Listing 28: How to apply pt_func to each entry in an n-tuple
auto pt_dataframe = dataframe.Define("pt",pt_func,{"px","py"});

Note how this differs from what we’ve done before:

Listing 29: Our earlier approach to defining a new column in our n-tuple.
auto pt_dataframe = dataframe.Define("pt","sqrt(px*px + py*py)");

In Listing 29, we supply the function in the form of a text string, to which ROOT applies its internal compiler to jit the string. In Listing 28, we let C++ compile the function from Listing 27 and pass that function’s C++ “programming layer” name to the Define() method.

However, that’s not enough for RDataFrame::Define() to use pt_func. It has to be told which n-tuple columns to supply as arguments to the function. That’s why we also have to provide a list {"px","py"} as a third argument to Define.2,3

This gives us a recipe:

  • Define a function that returns a value; e.g.,

    float some_function( float value1, float value2, ... ) {
       // Lines of code that use value1, value2, ...
       // to calculate a result.
       return result;
    }
    
  • Use that function in a Define, supplying the n-tuple columns to be passed to the function as a list of strings:

    auto new_dataframe =
        dataframe.Define("new-column",some_function,{"column1", "column2", ...});
    

If you’re writing a function that will be called by Filter, the recipe is almost the same, except that function has to return a boolean result (true, false). For example:

Listing 30: An example of a function that could be used as an argument to Filter
bool energy_cut( float energy ) {
    return energy < 145;
}

1

You could also define this function after your main routine, and just include a forward declaration before the main routine.

2

Could we have avoided the need to specify {"px","py"} to Define if we’d used those names in the definition of pt_func? For example,

float pt_func( float px, float py ) {
    return sqrt( px*px + py*py );
}

You’ve probably already guessed that the answer is no. Remember, names that are defined in the programming layer have no meaning to ROOT’s internal layer. Even if we choose to use the same name in the programming layer as in the internal layer, ROOT has no direct way of matching those names between layers.

3

If we omit the list of columns in Define, ROOT will assume that the user function takes every column in the n-tuple as an argument.

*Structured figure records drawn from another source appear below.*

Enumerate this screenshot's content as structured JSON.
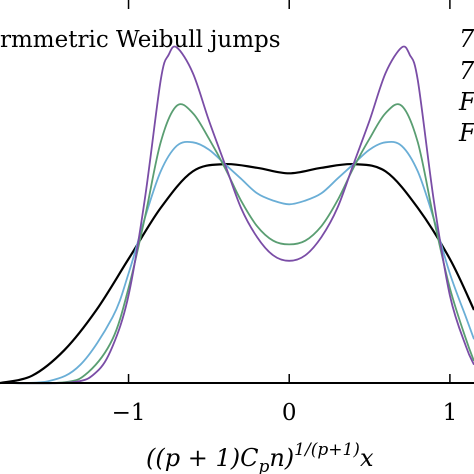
{
  "chart_data": {
    "type": "line",
    "title": "rmmetric Weibull jumps",
    "xlabel": "((p + 1)C",
    "xlabel_sub": "p",
    "xlabel_tail": "n)",
    "xlabel_sup": "1/(p+1)",
    "xlabel_var": "x",
    "xlim": [
      -1.8,
      1.15
    ],
    "ylim": [
      0,
      1.05
    ],
    "x_ticks": [
      -1,
      0,
      1
    ],
    "x_tick_labels": [
      "−1",
      "0",
      "1"
    ],
    "legend_glyphs": [
      "7",
      "7",
      "F",
      "F"
    ],
    "legend_placement": "top-right, clipped",
    "series": [
      {
        "color": "#000000",
        "x": [
          -1.8,
          -1.6,
          -1.4,
          -1.2,
          -1.0,
          -0.8,
          -0.6,
          -0.4,
          -0.2,
          0.0,
          0.2,
          0.4,
          0.6,
          0.8,
          1.0,
          1.15
        ],
        "y": [
          0.0,
          0.02,
          0.09,
          0.2,
          0.34,
          0.48,
          0.58,
          0.6,
          0.59,
          0.575,
          0.59,
          0.6,
          0.58,
          0.48,
          0.34,
          0.2
        ]
      },
      {
        "color": "#6aaed6",
        "x": [
          -1.8,
          -1.5,
          -1.3,
          -1.1,
          -1.0,
          -0.9,
          -0.8,
          -0.7,
          -0.6,
          -0.5,
          -0.4,
          -0.3,
          -0.2,
          -0.1,
          0.0,
          0.1,
          0.2,
          0.3,
          0.4,
          0.5,
          0.6,
          0.7,
          0.8,
          0.9,
          1.0,
          1.1,
          1.15
        ],
        "y": [
          0.0,
          0.005,
          0.05,
          0.18,
          0.3,
          0.45,
          0.58,
          0.65,
          0.66,
          0.64,
          0.6,
          0.56,
          0.52,
          0.5,
          0.49,
          0.5,
          0.52,
          0.56,
          0.6,
          0.64,
          0.66,
          0.65,
          0.58,
          0.45,
          0.3,
          0.18,
          0.12
        ]
      },
      {
        "color": "#5a9e72",
        "x": [
          -1.8,
          -1.4,
          -1.25,
          -1.1,
          -1.0,
          -0.9,
          -0.8,
          -0.7,
          -0.6,
          -0.5,
          -0.4,
          -0.3,
          -0.2,
          -0.1,
          0.0,
          0.1,
          0.2,
          0.3,
          0.4,
          0.5,
          0.6,
          0.7,
          0.8,
          0.9,
          1.0,
          1.1,
          1.15
        ],
        "y": [
          0.0,
          0.002,
          0.03,
          0.12,
          0.26,
          0.45,
          0.66,
          0.76,
          0.74,
          0.67,
          0.59,
          0.5,
          0.43,
          0.39,
          0.38,
          0.39,
          0.43,
          0.5,
          0.59,
          0.67,
          0.74,
          0.76,
          0.66,
          0.45,
          0.26,
          0.12,
          0.06
        ]
      },
      {
        "color": "#7a4da6",
        "x": [
          -1.8,
          -1.35,
          -1.2,
          -1.1,
          -1.0,
          -0.9,
          -0.8,
          -0.75,
          -0.7,
          -0.6,
          -0.5,
          -0.4,
          -0.3,
          -0.2,
          -0.1,
          0.0,
          0.1,
          0.2,
          0.3,
          0.4,
          0.5,
          0.6,
          0.7,
          0.75,
          0.8,
          0.9,
          1.0,
          1.1,
          1.15
        ],
        "y": [
          0.0,
          0.002,
          0.03,
          0.1,
          0.24,
          0.5,
          0.83,
          0.9,
          0.92,
          0.85,
          0.72,
          0.6,
          0.48,
          0.4,
          0.35,
          0.335,
          0.35,
          0.4,
          0.48,
          0.6,
          0.72,
          0.85,
          0.92,
          0.9,
          0.83,
          0.5,
          0.24,
          0.1,
          0.05
        ]
      }
    ],
    "grid": false
  }
}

For the extremely simple n-tuple tree1, you might be able to live with that; e.g.,

float pt_func( float c2, float eb, int ev,
               float xmom, float ymom, float zmom,
               float zvertex ) {
    return sqrt( xmom*xmom + ymom*ymom );
}

Then we could omit that third argument to Define:

auto pt_dataframe = dataframe.Define("pt",pt_func);

However:

  • The compiler will toss out a lot of warning messages about “unused variables”. This is accurate, since our function does not refer (for example) to zv in its body.

  • You can’t always control the order of the columns in an n-tuple. In particular, if you look at the n-tuple that you created using Snapshot, you may see that the method did not necessarily add the new columns to the end of the n-tuple.

  • The n-tuples in real experiments often have hundreds of columns. It’s impractical to list them all in the function definition. If you don’t, you may get “function not found” error messages when you compile your program; the number of arguments in your function (like the two in pt_func) won’t match the number of arguments assumed by the compiler (hundreds?).